Tuesday, February 12, 2013

Dallas PD to document consent to search at traffic stops

Thomas Paine admonished that time makes more converts than reason, and that's certainly been the case with law enforcement policies related to consent searches. In 2005, Governor Perry vetoed legislation requiring police to get written or recorded consent for vehicle searches at traffic stops if they didn't have probable cause. Now, Dallas is about to become the latest Texas city to adopt such a policy anyway. Reported the Dallas News ("Dallas police to get written or recorded consent before searches," Feb. 12):
A new Dallas police policy that requires officers to obtain recorded or written consent for consensual searches could be in place within two weeks, Chief David Brown said Monday.

The policy is one of several initiatives that Brown announced in the summer following a string of shootings involving police, including a fatal shooting of a suspected drug dealer that nearly sparked a riot in the Dixon Circle community of South Dallas in July.

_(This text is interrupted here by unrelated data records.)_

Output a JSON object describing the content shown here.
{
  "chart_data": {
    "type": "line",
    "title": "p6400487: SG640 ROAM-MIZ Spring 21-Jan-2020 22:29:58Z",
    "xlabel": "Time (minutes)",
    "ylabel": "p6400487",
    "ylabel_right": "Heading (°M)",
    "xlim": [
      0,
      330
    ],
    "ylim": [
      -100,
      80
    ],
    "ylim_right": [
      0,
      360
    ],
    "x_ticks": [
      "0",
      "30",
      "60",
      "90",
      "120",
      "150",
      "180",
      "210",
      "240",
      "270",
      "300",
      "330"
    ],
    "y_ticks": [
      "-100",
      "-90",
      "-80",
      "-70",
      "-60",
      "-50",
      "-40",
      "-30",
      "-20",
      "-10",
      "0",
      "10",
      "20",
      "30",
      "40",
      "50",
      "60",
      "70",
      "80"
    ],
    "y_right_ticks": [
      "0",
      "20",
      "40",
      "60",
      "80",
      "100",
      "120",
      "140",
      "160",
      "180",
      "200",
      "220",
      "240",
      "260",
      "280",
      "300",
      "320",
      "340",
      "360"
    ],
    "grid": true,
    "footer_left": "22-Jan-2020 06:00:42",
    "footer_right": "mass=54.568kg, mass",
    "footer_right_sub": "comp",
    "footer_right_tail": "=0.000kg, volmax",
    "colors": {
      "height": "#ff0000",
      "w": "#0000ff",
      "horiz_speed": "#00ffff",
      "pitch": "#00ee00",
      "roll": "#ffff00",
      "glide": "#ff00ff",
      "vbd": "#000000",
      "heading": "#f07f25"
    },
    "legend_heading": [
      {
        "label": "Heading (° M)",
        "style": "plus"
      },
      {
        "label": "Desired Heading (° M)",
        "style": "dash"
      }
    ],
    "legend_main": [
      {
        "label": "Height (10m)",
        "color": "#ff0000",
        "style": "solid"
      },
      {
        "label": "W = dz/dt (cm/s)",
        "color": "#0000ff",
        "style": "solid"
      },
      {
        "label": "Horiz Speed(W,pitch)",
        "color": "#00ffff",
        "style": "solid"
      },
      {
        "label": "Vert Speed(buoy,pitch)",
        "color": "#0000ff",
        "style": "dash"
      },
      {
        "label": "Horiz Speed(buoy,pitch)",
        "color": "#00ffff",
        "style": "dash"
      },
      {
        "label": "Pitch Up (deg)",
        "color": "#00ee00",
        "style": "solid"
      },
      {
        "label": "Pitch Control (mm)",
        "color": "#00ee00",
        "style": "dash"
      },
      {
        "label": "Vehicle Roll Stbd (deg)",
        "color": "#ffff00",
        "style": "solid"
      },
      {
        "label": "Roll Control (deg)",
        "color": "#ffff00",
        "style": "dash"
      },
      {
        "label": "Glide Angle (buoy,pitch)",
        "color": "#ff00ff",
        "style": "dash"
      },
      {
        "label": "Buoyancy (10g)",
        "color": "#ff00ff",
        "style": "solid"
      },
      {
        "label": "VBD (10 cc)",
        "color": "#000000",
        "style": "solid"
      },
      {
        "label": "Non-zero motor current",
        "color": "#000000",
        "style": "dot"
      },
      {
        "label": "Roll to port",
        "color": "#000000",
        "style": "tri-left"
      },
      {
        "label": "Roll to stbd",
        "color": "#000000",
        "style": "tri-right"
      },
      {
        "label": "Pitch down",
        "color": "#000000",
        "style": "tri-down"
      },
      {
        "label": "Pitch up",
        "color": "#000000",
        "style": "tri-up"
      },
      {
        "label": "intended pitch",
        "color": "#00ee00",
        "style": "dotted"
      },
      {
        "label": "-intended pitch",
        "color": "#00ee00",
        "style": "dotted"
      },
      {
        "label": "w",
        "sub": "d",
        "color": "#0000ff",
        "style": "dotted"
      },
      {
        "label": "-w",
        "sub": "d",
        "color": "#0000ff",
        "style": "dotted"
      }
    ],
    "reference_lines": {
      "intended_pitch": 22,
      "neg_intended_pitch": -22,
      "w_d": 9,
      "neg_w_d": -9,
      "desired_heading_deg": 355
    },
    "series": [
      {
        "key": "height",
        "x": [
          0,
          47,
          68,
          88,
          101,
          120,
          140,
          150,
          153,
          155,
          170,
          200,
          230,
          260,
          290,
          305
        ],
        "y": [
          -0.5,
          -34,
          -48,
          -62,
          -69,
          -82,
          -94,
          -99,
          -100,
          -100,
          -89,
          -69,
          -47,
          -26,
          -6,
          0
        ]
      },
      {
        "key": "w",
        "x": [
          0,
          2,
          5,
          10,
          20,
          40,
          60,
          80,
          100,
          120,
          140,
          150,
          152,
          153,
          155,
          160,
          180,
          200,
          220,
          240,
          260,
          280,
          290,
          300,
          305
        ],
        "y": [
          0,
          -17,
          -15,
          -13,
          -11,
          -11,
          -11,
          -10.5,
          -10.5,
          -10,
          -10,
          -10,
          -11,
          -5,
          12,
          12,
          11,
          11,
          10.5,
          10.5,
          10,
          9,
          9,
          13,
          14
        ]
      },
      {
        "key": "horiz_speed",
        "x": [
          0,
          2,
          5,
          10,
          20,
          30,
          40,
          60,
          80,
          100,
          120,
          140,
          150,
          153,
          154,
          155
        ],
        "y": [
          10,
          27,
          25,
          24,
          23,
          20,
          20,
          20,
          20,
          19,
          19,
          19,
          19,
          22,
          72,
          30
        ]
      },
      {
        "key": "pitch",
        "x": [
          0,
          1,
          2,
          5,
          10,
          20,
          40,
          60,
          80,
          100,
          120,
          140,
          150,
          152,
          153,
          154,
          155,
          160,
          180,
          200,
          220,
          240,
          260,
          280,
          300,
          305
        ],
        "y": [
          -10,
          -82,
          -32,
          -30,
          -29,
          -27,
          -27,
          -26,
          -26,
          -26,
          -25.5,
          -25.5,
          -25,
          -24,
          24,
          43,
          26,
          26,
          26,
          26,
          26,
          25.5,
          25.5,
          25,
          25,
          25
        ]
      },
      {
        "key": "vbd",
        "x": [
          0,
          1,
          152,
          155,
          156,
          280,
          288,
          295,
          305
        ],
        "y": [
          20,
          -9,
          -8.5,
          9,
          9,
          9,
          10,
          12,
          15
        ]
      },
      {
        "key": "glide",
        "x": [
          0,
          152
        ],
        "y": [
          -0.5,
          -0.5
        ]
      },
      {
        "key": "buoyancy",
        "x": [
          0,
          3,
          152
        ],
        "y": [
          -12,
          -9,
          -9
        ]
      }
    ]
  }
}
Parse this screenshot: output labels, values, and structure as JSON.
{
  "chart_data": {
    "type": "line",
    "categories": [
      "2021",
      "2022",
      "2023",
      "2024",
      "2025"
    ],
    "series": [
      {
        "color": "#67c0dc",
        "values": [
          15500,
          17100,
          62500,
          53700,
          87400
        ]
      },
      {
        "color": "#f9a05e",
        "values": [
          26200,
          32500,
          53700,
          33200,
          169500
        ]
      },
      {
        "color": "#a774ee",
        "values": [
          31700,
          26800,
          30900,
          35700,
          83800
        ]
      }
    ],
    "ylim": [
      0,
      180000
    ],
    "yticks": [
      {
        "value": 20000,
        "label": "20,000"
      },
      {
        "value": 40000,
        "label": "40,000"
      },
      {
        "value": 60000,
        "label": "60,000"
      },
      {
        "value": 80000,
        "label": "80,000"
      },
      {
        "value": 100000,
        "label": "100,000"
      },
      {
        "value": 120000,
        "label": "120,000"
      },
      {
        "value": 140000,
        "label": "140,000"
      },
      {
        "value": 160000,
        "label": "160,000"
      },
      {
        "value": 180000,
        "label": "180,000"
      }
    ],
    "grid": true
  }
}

Brown made the announcement during a City Council Public Safety Committee meeting on Monday. He said many of the racial profiling complaints the department receives each year are tied to traffic stops involving a search.

He said that even though fewer than 5 percent of all traffic stops result in a search, “perception-wise, racial profiling really boils down to a person wanting to know, ‘Why did I have to be searched given I was just stopped for a traffic stop?’”

The policy will apply to all forms of consensual searches without warrants, though it is likely that it will more commonly come into play in cases involving vehicle searches.
Austin PD last year reinstated a written consent policy that had been enacted several years before then was quietly scuttled. The policy was brought back last summer to counter recurring allegations of racial profiling: In 2011, one in eight traffic stops by Austin police involving black folks resulted in searches compared with one in 28 among white people.

Kudos to Dallas PD on taking this step and let's hope other jurisdictions follow suit.